As downsizing affects more of us in this manner, the NAPM needs to address the issues of membership. We may all need to consider that to be in sales is not necessarily incompatible with being in Purchasing. I know many people who have switched between the two. To a person, they have indicated that the combination is unbeatable for each discipline.
The other bone of contention that I have with the exclusionary part of the Bylaws is that they imply that sales people have a lower standard of ethics than those in Purchasing. I contend that human beings have ethical standards that are evident in all situations we may find ourselves in. Try as some may, we cannot flip an "ethical switch" for a particular environment. The hypocrisy becomes painfully obvious when someone does try this switching tactic.
ONE OPPORTUNITY. Many people in Purchasing often remark that we don't get the respect our positions deserve and therefore, we don't get the opportunities to rise up in our organizations.

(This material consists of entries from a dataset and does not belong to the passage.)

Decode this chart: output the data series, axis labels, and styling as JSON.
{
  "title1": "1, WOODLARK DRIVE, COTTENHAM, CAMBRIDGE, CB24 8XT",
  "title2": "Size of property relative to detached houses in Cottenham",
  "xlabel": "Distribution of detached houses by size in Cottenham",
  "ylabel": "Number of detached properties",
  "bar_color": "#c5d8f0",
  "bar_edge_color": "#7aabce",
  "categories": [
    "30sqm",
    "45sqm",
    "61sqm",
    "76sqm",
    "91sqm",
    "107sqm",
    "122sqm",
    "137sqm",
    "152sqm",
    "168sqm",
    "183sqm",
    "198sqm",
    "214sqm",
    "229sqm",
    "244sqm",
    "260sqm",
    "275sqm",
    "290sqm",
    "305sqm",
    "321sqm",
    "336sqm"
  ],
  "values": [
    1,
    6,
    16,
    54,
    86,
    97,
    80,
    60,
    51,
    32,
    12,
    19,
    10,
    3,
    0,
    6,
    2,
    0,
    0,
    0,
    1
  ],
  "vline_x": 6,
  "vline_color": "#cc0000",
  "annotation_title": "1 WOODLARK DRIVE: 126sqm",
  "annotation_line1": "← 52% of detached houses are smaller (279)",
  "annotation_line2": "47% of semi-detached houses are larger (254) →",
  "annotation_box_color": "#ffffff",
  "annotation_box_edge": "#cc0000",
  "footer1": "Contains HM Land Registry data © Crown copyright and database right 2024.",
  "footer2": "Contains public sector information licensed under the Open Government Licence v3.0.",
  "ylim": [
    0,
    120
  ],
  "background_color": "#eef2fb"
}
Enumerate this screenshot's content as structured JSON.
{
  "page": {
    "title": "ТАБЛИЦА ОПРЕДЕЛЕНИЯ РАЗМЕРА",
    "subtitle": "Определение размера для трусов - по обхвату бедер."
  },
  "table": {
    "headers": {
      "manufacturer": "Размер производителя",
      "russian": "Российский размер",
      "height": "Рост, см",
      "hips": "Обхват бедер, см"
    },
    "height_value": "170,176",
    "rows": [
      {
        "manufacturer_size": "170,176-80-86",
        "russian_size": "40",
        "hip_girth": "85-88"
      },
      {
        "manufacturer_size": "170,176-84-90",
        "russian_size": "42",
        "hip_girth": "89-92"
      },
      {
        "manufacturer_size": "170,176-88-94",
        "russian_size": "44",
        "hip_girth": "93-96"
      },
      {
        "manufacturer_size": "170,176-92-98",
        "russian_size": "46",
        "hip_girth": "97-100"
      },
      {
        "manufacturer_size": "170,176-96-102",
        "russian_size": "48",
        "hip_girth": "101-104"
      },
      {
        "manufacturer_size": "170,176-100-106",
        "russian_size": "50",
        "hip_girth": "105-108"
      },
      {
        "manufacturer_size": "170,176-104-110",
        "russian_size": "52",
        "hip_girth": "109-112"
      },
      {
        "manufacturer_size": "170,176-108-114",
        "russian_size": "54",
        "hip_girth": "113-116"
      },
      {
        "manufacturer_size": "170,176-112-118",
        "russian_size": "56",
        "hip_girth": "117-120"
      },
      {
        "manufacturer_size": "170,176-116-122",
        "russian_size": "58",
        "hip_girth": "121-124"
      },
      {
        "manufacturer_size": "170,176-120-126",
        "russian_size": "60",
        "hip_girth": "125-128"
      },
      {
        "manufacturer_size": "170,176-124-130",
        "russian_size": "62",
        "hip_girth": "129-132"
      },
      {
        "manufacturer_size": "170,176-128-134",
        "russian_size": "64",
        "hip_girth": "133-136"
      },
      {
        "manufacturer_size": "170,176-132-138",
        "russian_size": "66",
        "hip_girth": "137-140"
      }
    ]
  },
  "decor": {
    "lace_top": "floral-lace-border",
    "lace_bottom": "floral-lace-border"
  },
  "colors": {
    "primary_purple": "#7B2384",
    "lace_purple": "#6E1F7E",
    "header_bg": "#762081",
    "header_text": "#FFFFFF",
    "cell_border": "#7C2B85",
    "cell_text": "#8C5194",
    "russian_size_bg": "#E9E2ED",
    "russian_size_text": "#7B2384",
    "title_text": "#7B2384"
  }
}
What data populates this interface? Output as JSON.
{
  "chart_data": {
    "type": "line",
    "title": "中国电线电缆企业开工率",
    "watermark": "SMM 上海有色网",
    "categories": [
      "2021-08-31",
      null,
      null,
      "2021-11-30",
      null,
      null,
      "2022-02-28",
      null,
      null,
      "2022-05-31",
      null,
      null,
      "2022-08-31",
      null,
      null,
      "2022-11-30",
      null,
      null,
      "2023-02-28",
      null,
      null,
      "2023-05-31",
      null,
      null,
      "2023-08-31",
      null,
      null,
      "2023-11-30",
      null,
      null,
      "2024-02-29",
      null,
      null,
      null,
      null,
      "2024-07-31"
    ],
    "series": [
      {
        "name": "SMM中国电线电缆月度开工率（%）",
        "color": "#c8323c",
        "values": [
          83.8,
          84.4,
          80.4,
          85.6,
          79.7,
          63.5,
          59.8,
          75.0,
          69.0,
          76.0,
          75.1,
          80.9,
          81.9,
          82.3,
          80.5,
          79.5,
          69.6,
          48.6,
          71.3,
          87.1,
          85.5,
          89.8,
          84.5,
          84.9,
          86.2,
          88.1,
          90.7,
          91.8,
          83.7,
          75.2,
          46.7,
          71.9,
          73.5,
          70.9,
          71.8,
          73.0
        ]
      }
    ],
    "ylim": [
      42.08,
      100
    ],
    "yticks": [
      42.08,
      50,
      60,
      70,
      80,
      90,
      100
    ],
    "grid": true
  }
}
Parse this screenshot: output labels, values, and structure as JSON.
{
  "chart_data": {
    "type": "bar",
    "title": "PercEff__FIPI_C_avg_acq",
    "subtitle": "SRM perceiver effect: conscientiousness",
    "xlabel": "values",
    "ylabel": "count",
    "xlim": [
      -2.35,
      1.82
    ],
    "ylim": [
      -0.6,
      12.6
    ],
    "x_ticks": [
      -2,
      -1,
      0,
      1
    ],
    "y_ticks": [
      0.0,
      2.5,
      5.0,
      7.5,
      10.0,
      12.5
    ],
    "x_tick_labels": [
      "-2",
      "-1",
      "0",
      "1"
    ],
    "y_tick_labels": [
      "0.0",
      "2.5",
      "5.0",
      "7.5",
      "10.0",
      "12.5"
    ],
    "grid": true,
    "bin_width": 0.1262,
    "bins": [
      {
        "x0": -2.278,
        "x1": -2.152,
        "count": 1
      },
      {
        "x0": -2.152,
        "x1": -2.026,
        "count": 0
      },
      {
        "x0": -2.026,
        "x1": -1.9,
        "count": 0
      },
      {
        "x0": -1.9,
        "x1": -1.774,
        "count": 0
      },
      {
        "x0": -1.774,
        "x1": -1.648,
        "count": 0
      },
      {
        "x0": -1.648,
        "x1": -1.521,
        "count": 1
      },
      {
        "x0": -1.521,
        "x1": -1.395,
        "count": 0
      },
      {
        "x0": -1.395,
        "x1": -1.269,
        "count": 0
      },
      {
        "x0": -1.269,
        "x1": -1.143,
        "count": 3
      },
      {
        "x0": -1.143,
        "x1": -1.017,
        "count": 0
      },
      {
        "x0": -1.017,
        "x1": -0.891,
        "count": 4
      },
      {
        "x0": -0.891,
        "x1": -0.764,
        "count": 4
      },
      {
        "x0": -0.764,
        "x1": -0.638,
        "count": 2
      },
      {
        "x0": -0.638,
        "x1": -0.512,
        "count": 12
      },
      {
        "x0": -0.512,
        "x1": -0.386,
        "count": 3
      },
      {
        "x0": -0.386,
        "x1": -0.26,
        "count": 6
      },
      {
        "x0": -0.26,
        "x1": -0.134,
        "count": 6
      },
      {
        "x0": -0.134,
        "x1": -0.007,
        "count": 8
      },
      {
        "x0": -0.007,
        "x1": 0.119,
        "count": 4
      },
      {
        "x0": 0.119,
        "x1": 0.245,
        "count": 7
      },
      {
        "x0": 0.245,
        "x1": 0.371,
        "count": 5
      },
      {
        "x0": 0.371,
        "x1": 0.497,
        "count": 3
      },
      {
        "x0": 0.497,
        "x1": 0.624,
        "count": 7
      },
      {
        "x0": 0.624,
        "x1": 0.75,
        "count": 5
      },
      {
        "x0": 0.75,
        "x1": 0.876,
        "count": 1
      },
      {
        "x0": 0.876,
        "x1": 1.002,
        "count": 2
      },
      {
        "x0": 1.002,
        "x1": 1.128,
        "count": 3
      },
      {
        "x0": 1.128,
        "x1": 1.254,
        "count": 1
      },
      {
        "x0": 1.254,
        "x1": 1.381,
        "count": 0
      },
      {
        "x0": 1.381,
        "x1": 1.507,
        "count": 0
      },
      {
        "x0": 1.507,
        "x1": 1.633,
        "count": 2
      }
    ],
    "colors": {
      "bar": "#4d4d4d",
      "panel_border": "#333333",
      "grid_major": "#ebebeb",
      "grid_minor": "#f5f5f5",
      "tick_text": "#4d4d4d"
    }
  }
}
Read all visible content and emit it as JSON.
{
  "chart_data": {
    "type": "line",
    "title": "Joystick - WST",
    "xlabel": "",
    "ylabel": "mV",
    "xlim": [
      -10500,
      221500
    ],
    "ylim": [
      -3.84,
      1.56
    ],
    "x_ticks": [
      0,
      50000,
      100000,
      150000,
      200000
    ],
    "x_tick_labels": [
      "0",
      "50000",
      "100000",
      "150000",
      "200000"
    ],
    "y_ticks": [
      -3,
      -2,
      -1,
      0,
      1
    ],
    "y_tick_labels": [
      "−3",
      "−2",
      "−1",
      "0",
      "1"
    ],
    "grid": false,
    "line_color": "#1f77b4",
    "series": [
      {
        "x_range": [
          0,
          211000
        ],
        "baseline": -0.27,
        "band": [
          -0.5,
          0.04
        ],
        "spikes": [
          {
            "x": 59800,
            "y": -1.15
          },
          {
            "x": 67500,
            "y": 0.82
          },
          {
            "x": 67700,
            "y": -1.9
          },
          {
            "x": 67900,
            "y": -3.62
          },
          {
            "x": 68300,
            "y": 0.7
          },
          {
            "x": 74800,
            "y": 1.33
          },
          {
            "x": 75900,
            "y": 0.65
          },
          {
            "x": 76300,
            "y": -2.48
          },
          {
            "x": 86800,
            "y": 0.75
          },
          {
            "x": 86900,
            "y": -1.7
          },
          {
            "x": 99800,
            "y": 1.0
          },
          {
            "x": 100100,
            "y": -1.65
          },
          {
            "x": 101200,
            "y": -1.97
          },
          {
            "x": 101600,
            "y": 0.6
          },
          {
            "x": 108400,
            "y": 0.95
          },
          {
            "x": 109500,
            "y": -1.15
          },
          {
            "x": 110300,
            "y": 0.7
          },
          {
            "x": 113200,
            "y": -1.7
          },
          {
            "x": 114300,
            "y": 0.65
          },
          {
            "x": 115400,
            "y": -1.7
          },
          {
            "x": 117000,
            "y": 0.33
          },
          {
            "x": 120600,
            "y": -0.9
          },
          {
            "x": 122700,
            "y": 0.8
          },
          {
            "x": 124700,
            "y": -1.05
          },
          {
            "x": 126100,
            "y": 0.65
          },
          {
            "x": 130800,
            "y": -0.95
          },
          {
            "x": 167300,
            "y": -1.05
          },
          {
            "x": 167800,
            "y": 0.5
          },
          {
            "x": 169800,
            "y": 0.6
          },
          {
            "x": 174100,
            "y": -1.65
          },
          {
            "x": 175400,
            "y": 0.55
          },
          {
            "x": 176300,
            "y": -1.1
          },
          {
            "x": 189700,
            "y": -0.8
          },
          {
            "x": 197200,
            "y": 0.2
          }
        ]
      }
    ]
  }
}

While this statement may be arguable, the combination of Purchasing and Sales activities can only help to make us more "promotable."
Wearing both hats enables us to get a firmer grasp of both the supply and the demand sides of our business. What better way is there to complete the loop between the two ends of the business? In completing this loop, we can eliminate many of the adversarial relationships that do exist within companies between Purchasing and Sales. It seems rather hypocritical that we advocate partnering with our suppliers and we don't do it with our own Sales and Marketing groups.
The global perspective gained from the interactions with suppliers and customers gives us a leg up on others within our organization to move up the ladder. We need to encourage these opportunities to survive and thrive in this age of downsizing.
SUMMARY. Downsizing has become a business way of life. Complaining about it won't change that fact. Once we accept it, we need to develop and implement those strategies that will allow us to move forward and improve our operations.
As Purchasing professionals, we are constantly bombarded with the trends of cross-functional teams, early Purchasing involvement in product development, and even the elimination of Purchasing as a separate function. Now is the time to embrace the new, additional responsibilities we may have been charged with and to look at what we do with a more global view.
In the seemingly paradoxical merging of Purchasing and Sales functions, we have an opportunity to radically change the way we do business and even enhance our Profession. It is in this spirit, of openness that more answers to the myriad of questions will be found.